Authors: William Harvey, Saeid Naderiparizi, Vaden Masrani, Christian Weilbach, Frank Wood

NeurIPS 2022 | Conference PDF | Archive PDF | Plain Text | LLM Run Details

Reproducibility Variable Result LLM Response
Research Type Experimental We perform our main comparisons on the video completion task. In keeping with Saxena et al. [26], we condition on the first 36 frames of each video and sample the remainder. We present results on three datasets: GQN-Mazes [10], in which videos are 300 frames long; Mine RL Navigate [13, 26] (which we will from now on refer to as simply Mine RL), in which videos are 500 frames long; and the CARLA Town01 dataset we release, for which videos are 1000 frames long.
Researcher Affiliation Collaboration William Harvey, Saeid Naderiparizi, Vaden Masrani, Christian Weilbach, Frank Wood Department of Computer Science University of British Columbia Vancouver, Canada {wsgh,saeidnp,vadmas,weilbach,fwood}@cs.ubc.ca Frank Wood is also affiliated with the Montréal Institute for Learning Algorithms (Mila) and Inverted AI.
Pseudocode Yes Algorithm 1 Sample a video v given a sampling scheme [(Xs, Ys)]S s=1. and Algorithm 2 Sampling training tasks X, Y u( ) given N, K.

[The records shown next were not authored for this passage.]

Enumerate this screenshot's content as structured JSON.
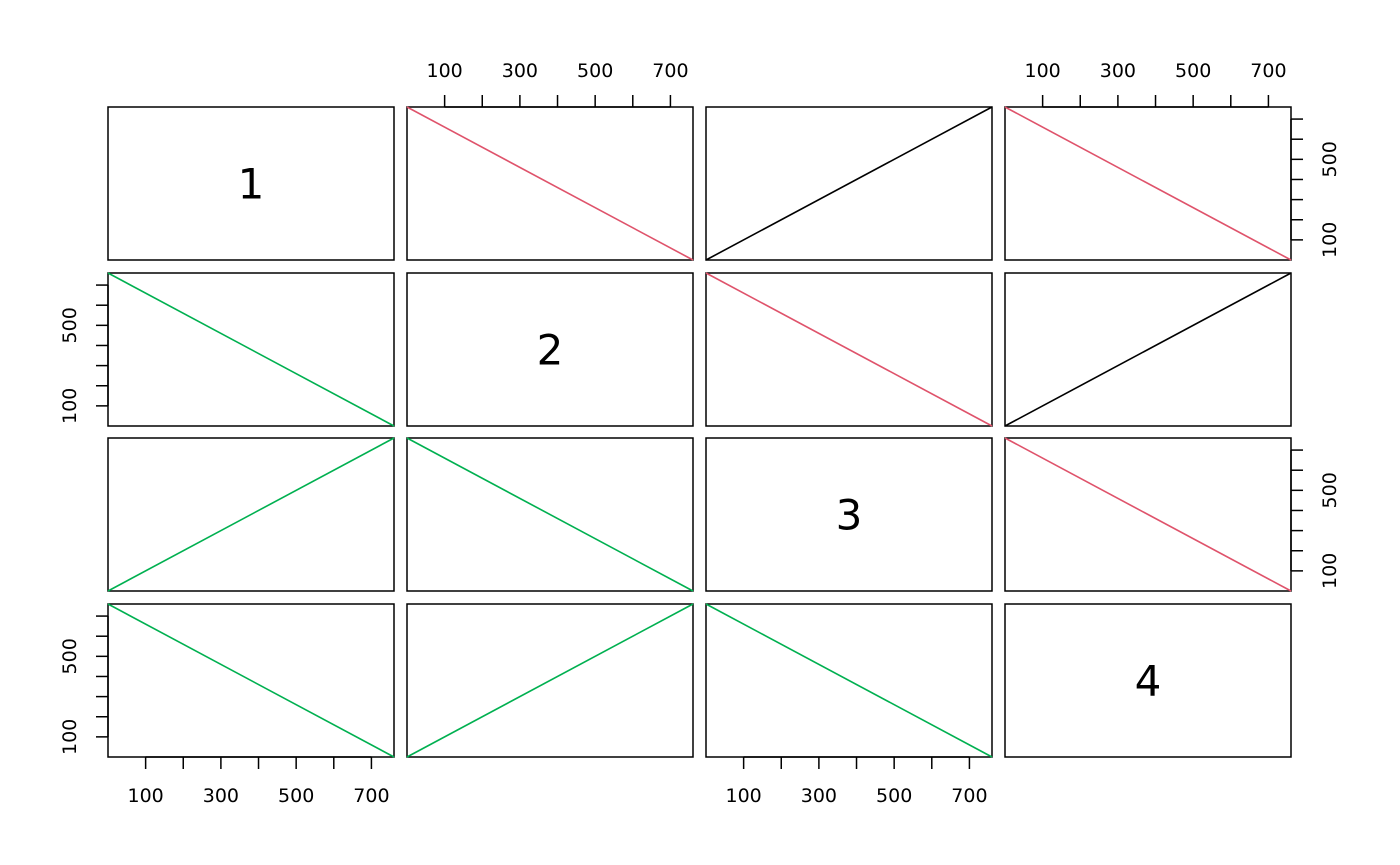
{
  "chart_data": {
    "type": "scatter",
    "layout": "pairs-matrix",
    "variables": [
      "1",
      "2",
      "3",
      "4"
    ],
    "axis_range": [
      0,
      760
    ],
    "tick_values": [
      100,
      200,
      300,
      400,
      500,
      600,
      700
    ],
    "tick_labels": [
      "100",
      "300",
      "500",
      "700"
    ],
    "colors": {
      "black": "#000000",
      "red": "#DF536B",
      "green": "#00B050"
    },
    "panels": [
      {
        "row": 0,
        "col": 1,
        "color": "red",
        "x": [
          0,
          760
        ],
        "y": [
          760,
          0
        ]
      },
      {
        "row": 0,
        "col": 2,
        "color": "black",
        "x": [
          0,
          760
        ],
        "y": [
          0,
          760
        ]
      },
      {
        "row": 0,
        "col": 3,
        "color": "red",
        "x": [
          0,
          760
        ],
        "y": [
          760,
          0
        ]
      },
      {
        "row": 1,
        "col": 0,
        "color": "green",
        "x": [
          0,
          760
        ],
        "y": [
          760,
          0
        ]
      },
      {
        "row": 1,
        "col": 2,
        "color": "red",
        "x": [
          0,
          760
        ],
        "y": [
          760,
          0
        ]
      },
      {
        "row": 1,
        "col": 3,
        "color": "black",
        "x": [
          0,
          760
        ],
        "y": [
          0,
          760
        ]
      },
      {
        "row": 2,
        "col": 0,
        "color": "green",
        "x": [
          0,
          760
        ],
        "y": [
          0,
          760
        ]
      },
      {
        "row": 2,
        "col": 1,
        "color": "green",
        "x": [
          0,
          760
        ],
        "y": [
          760,
          0
        ]
      },
      {
        "row": 2,
        "col": 3,
        "color": "red",
        "x": [
          0,
          760
        ],
        "y": [
          760,
          0
        ]
      },
      {
        "row": 3,
        "col": 0,
        "color": "green",
        "x": [
          0,
          760
        ],
        "y": [
          760,
          0
        ]
      },
      {
        "row": 3,
        "col": 1,
        "color": "green",
        "x": [
          0,
          760
        ],
        "y": [
          0,
          760
        ]
      },
      {
        "row": 3,
        "col": 2,
        "color": "green",
        "x": [
          0,
          760
        ],
        "y": [
          760,
          0
        ]
      }
    ],
    "axes_top": [
      1,
      3
    ],
    "axes_bottom": [
      0,
      2
    ],
    "axes_left": [
      1,
      3
    ],
    "axes_right": [
      0,
      2
    ],
    "grid": false,
    "legend": "none"
  }
}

Open Source Code Yes We include our released source code but we leave its exposition to the supplementary material. and https://github.com/plai-group/flexible-video-diffusion-modeling
Open Datasets Yes We additionally release a new video modeling dataset and semantically meaningful metrics based on videos generated in the CARLA autonomous driving simulator. and We release the CARLA Town 01 dataset along with code and our trained regression model to allow future comparisons. and We present results on three datasets: GQN-Mazes [10], in which videos are 300 frames long; Mine RL Navigate [13, 26] (which we will from now on refer to as simply Mine RL), in which videos are 500 frames long; and the CARLA Town01 dataset we release, for which videos are 1000 frames long.

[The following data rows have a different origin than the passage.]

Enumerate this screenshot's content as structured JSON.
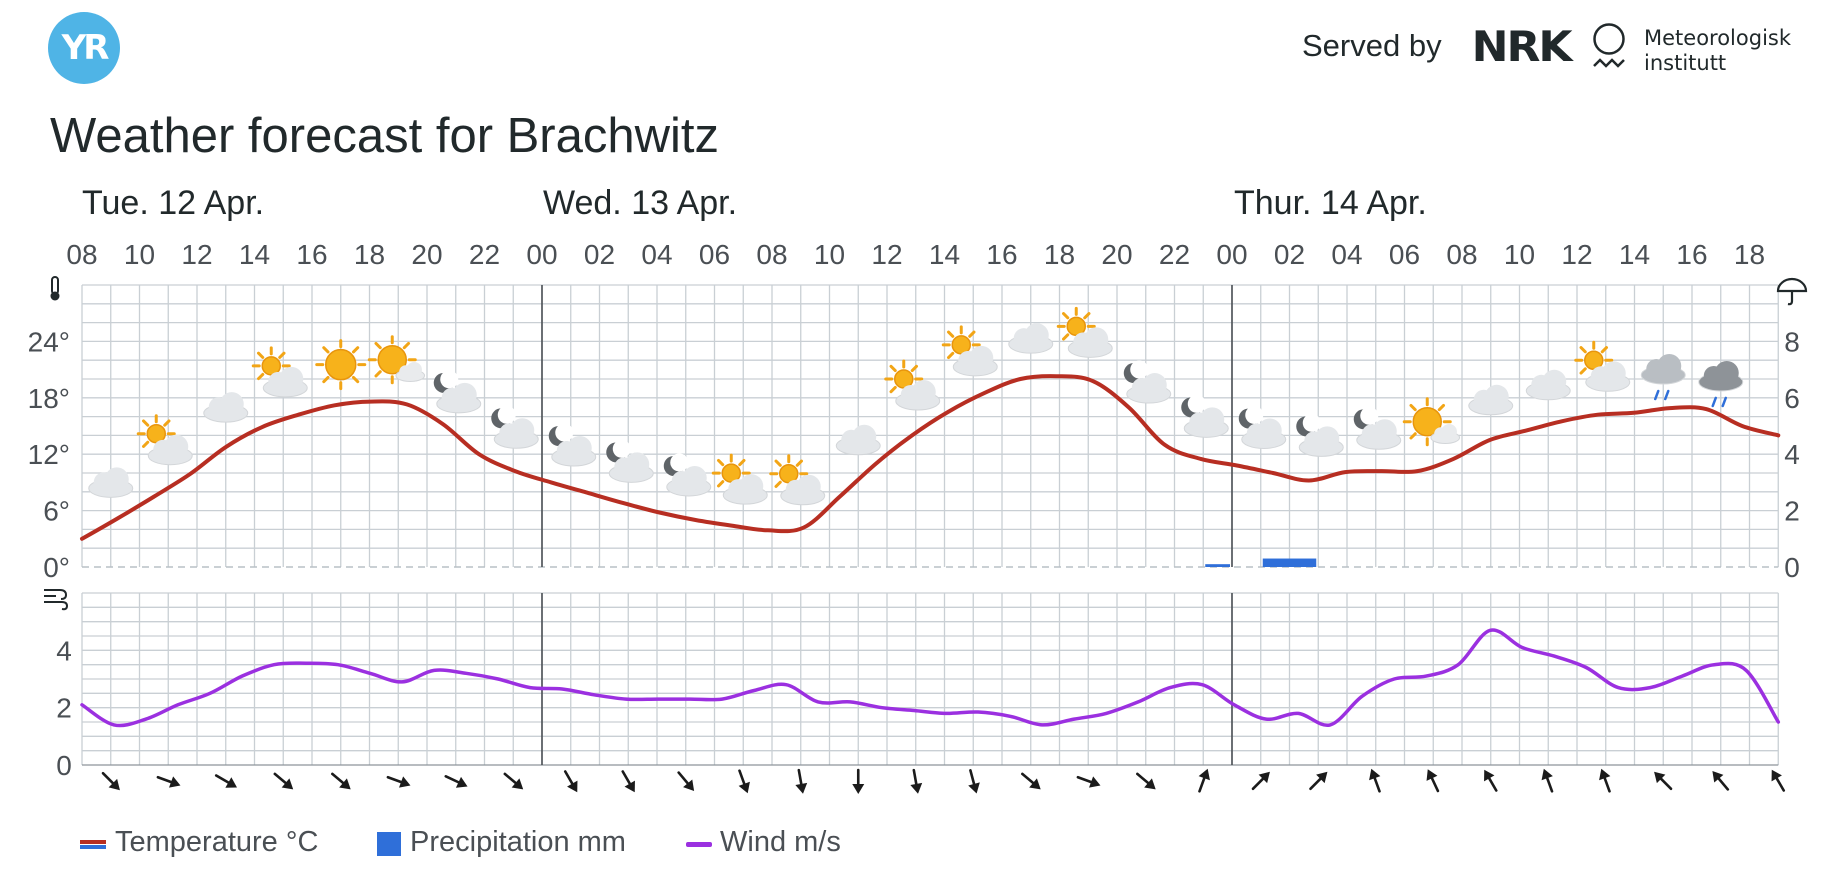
{
  "header": {
    "logo_text": "YR",
    "served_by": "Served by",
    "nrk_logo_text": "NRK",
    "met_line1": "Meteorologisk",
    "met_line2": "institutt"
  },
  "title": "Weather forecast for Brachwitz",
  "chart_data": {
    "type": "line",
    "days": [
      {
        "label": "Tue. 12 Apr."
      },
      {
        "label": "Wed. 13 Apr."
      },
      {
        "label": "Thur. 14 Apr."
      }
    ],
    "hour_ticks": [
      "08",
      "10",
      "12",
      "14",
      "16",
      "18",
      "20",
      "22",
      "00",
      "02",
      "04",
      "06",
      "08",
      "10",
      "12",
      "14",
      "16",
      "18",
      "20",
      "22",
      "00",
      "02",
      "04",
      "06",
      "08",
      "10",
      "12",
      "14",
      "16",
      "18"
    ],
    "temp_axis": {
      "ticks": [
        "0°",
        "6°",
        "12°",
        "18°",
        "24°"
      ],
      "values": [
        0,
        6,
        12,
        18,
        24
      ],
      "ylim": [
        0,
        30
      ]
    },
    "precip_axis": {
      "ticks": [
        "0",
        "2",
        "4",
        "6",
        "8"
      ],
      "values": [
        0,
        2,
        4,
        6,
        8
      ],
      "ylim": [
        0,
        10
      ]
    },
    "wind_axis": {
      "ticks": [
        "0",
        "2",
        "4"
      ],
      "values": [
        0,
        2,
        4
      ],
      "ylim": [
        0,
        6
      ]
    },
    "colors": {
      "temperature": "#b72e22",
      "precipitation": "#2f6fd9",
      "wind": "#9b30e0",
      "grid": "#c9cfd4"
    },
    "temperature": [
      3.0,
      5.2,
      7.5,
      9.9,
      12.8,
      14.9,
      16.2,
      17.2,
      17.6,
      17.3,
      15.2,
      12.0,
      10.2,
      9.0,
      7.9,
      6.8,
      5.8,
      5.0,
      4.4,
      3.9,
      4.2,
      7.5,
      11.0,
      14.0,
      16.5,
      18.5,
      20.0,
      20.3,
      19.8,
      17.0,
      13.0,
      11.5,
      10.8,
      10.0,
      9.2,
      10.1,
      10.2,
      10.2,
      11.5,
      13.5,
      14.5,
      15.5,
      16.2,
      16.4,
      16.9,
      16.8,
      15.0,
      14.0
    ],
    "wind": [
      2.1,
      1.4,
      1.6,
      2.1,
      2.5,
      3.1,
      3.5,
      3.55,
      3.5,
      3.2,
      2.9,
      3.3,
      3.2,
      3.0,
      2.7,
      2.65,
      2.45,
      2.3,
      2.3,
      2.3,
      2.3,
      2.6,
      2.8,
      2.2,
      2.2,
      2.0,
      1.9,
      1.8,
      1.85,
      1.7,
      1.4,
      1.6,
      1.8,
      2.2,
      2.7,
      2.8,
      2.1,
      1.6,
      1.8,
      1.4,
      2.4,
      3.0,
      3.1,
      3.5,
      4.7,
      4.1,
      3.8,
      3.4,
      2.7,
      2.7,
      3.1,
      3.5,
      3.3,
      1.5
    ],
    "precipitation": [
      {
        "start_hour": 39.0,
        "end_hour": 40.0,
        "value": 0.1
      },
      {
        "start_hour": 41.0,
        "end_hour": 43.0,
        "value": 0.3
      }
    ],
    "weather_icons": [
      "cloudy",
      "partly-sunny",
      "cloudy",
      "partly-sunny",
      "sunny",
      "sunny-cloud",
      "moon-cloud",
      "moon-cloud",
      "moon-cloud",
      "moon-cloud",
      "moon-cloud",
      "partly-sunny",
      "partly-sunny",
      "cloudy",
      "partly-sunny",
      "partly-sunny",
      "cloudy",
      "partly-sunny",
      "moon-cloud",
      "moon-cloud",
      "moon-cloud",
      "moon-cloud",
      "moon-cloud",
      "sunny-cloud",
      "cloudy",
      "cloudy",
      "partly-sunny",
      "rain",
      "heavy-rain"
    ],
    "wind_directions_deg": [
      135,
      110,
      120,
      130,
      130,
      110,
      115,
      130,
      150,
      150,
      140,
      160,
      170,
      180,
      170,
      165,
      130,
      110,
      130,
      20,
      45,
      45,
      340,
      335,
      330,
      340,
      340,
      315,
      320,
      330
    ]
  },
  "legend": [
    {
      "label": "Temperature °C",
      "color": "#b72e22"
    },
    {
      "label": "Precipitation mm",
      "color": "#2f6fd9"
    },
    {
      "label": "Wind m/s",
      "color": "#9b30e0"
    }
  ]
}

Dataset Splits No The paper mentions '408 training and 100 test videos' for the CARLA Town01 dataset, but it does not explicitly state the use of a separate validation set or specify validation splits for any of the datasets.

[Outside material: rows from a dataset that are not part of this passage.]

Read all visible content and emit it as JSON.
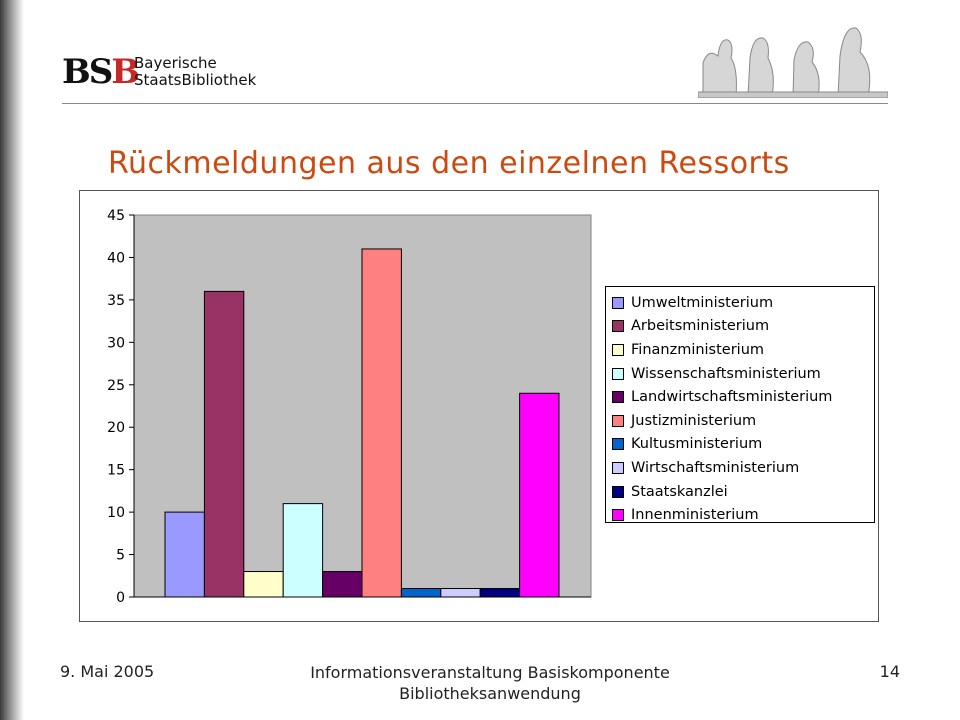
{
  "header": {
    "logo_mark": "BSB",
    "logo_line1": "Bayerische",
    "logo_line2": "StaatsBibliothek"
  },
  "colors": {
    "title": "#cc4a10",
    "plot_background": "#c0c0c0"
  },
  "chart_data": {
    "type": "bar",
    "title": "Rückmeldungen aus den einzelnen Ressorts",
    "xlabel": "",
    "ylabel": "",
    "ylim": [
      0,
      45
    ],
    "yticks": [
      "0",
      "5",
      "10",
      "15",
      "20",
      "25",
      "30",
      "35",
      "40",
      "45"
    ],
    "grid": false,
    "legend_position": "right",
    "series": [
      {
        "name": "Umweltministerium",
        "value": 10,
        "color": "#9999ff"
      },
      {
        "name": "Arbeitsministerium",
        "value": 36,
        "color": "#993366"
      },
      {
        "name": "Finanzministerium",
        "value": 3,
        "color": "#ffffcc"
      },
      {
        "name": "Wissenschaftsministerium",
        "value": 11,
        "color": "#ccffff"
      },
      {
        "name": "Landwirtschaftsministerium",
        "value": 3,
        "color": "#660066"
      },
      {
        "name": "Justizministerium",
        "value": 41,
        "color": "#ff8080"
      },
      {
        "name": "Kultusministerium",
        "value": 1,
        "color": "#0066cc"
      },
      {
        "name": "Wirtschaftsministerium",
        "value": 1,
        "color": "#ccccff"
      },
      {
        "name": "Staatskanzlei",
        "value": 1,
        "color": "#000080"
      },
      {
        "name": "Innenministerium",
        "value": 24,
        "color": "#ff00ff"
      }
    ]
  },
  "footer": {
    "date": "9. Mai 2005",
    "center_line1": "Informationsveranstaltung Basiskomponente",
    "center_line2": "Bibliotheksanwendung",
    "page_number": "14"
  }
}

Hardware Specification No The paper states that computational resources were provided by West Grid, Compute Canada, and Advanced Research Computing at the University of British Columbia, and mentions that details are in the appendix, but it does not provide specific hardware models (e.g., GPU/CPU types) in the main text.
Software Dependencies No The paper mentions that the work is implemented on PyTorch, and provides a link to its source code, but it does not explicitly list specific version numbers for ancillary software dependencies like Python, PyTorch, or CUDA.
Experiment Setup Yes We train FDM in all cases with the maximum number of represented frames K = 20.